- Developer: Codemasters
- Publisher: Codemasters
- Designer: Oliver Twins
- Series: Dizzy
- Platforms: Amstrad CPC, ZX Spectrum, Commodore 64, Amiga, Atari ST, CD32
- Release: December 1992
- Genres: Adventure, platform
- Mode: Single-player

= Crystal Kingdom Dizzy =

1992 video game

Crystal Kingdom Dizzy is an adventure video game featuring the character Dizzy released in December 1992 by Codemasters.
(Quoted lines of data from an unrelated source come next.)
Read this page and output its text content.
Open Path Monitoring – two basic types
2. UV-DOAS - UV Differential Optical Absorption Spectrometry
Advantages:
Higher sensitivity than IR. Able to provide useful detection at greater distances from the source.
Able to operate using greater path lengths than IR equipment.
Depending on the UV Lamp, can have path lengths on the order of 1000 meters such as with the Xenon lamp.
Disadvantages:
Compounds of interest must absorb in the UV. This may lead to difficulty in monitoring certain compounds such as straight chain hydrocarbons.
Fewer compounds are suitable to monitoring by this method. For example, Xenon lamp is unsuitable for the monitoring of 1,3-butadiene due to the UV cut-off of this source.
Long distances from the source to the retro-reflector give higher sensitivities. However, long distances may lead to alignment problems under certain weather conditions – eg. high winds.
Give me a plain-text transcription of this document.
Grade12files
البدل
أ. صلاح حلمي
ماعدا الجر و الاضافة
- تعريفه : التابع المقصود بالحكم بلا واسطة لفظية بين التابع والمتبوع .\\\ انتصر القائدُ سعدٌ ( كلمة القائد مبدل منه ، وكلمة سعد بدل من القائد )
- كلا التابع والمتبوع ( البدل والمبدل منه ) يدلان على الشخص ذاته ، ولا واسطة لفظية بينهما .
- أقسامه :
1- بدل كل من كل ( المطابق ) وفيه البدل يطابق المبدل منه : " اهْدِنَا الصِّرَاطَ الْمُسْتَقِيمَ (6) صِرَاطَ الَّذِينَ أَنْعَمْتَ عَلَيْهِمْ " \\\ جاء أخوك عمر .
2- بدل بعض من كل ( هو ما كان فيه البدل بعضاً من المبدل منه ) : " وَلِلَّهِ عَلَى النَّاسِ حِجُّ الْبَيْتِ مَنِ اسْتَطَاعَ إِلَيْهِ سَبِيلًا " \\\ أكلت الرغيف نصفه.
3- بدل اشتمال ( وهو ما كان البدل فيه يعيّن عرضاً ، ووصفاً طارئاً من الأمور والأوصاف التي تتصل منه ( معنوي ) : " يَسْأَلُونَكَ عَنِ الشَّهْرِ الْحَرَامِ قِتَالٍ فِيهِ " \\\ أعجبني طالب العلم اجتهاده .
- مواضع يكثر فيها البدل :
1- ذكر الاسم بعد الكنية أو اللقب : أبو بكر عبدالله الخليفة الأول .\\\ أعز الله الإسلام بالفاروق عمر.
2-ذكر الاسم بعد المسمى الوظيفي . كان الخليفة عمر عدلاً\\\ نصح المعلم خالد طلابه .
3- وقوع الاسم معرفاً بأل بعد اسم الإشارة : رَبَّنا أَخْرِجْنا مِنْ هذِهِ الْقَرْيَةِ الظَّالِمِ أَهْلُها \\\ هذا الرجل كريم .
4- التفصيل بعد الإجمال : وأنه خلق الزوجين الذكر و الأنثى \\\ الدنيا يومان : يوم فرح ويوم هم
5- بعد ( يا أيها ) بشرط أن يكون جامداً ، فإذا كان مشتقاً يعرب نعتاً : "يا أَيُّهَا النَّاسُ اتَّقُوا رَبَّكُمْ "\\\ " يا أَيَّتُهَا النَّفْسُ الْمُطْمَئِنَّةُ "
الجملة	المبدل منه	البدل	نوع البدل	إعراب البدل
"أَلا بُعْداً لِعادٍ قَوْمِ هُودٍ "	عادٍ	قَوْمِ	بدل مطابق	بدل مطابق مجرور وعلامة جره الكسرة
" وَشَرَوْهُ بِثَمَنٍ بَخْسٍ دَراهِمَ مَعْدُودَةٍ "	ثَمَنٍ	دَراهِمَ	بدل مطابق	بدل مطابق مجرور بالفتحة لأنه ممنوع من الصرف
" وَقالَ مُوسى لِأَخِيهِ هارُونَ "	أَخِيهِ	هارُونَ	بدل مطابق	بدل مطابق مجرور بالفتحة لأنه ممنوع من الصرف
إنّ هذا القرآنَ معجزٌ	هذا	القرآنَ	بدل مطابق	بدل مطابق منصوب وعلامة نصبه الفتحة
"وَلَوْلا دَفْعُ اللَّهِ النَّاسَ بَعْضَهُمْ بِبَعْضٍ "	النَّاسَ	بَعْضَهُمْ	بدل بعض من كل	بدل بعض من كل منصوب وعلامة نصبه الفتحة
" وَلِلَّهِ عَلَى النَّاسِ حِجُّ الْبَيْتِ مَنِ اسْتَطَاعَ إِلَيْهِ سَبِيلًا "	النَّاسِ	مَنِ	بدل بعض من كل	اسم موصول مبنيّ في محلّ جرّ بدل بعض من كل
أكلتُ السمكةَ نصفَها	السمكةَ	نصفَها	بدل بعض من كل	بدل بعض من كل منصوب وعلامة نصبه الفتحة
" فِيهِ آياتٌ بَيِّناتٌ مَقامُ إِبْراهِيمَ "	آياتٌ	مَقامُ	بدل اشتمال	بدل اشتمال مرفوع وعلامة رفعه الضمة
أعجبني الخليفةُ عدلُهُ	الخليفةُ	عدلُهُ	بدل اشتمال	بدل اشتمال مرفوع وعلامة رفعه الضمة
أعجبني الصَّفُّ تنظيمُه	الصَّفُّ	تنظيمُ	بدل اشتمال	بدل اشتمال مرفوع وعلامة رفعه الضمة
The Oliver Twins – who were heavily involved in the design and programming of previous Dizzy games – had less involvement with this one.

The game was the last title in the core Dizzy series until the release of Wonderful Dizzy in 2020.

At £9.99, this was the first full-price Dizzy game released for home computers; previous games had been released at budget prices (£2-3). This elicited some criticism, as despite the much higher tag, the game was no bigger or more complex than its much lower-priced predecessors.

The Spectrum version of the game knocked Rainbow Islands from the top of the UK Spectrum sales chart, and prevented Street Fighter II from being number one. This version was voted number 70 in the Your Sinclair Readers Top 100 Games of All Time.

The Commodore 64 and Amstrad CPC versions were the only core games in the series to be entirely coded for those platforms as opposed to porting over the graphic designs from the Spectrum versions as previously.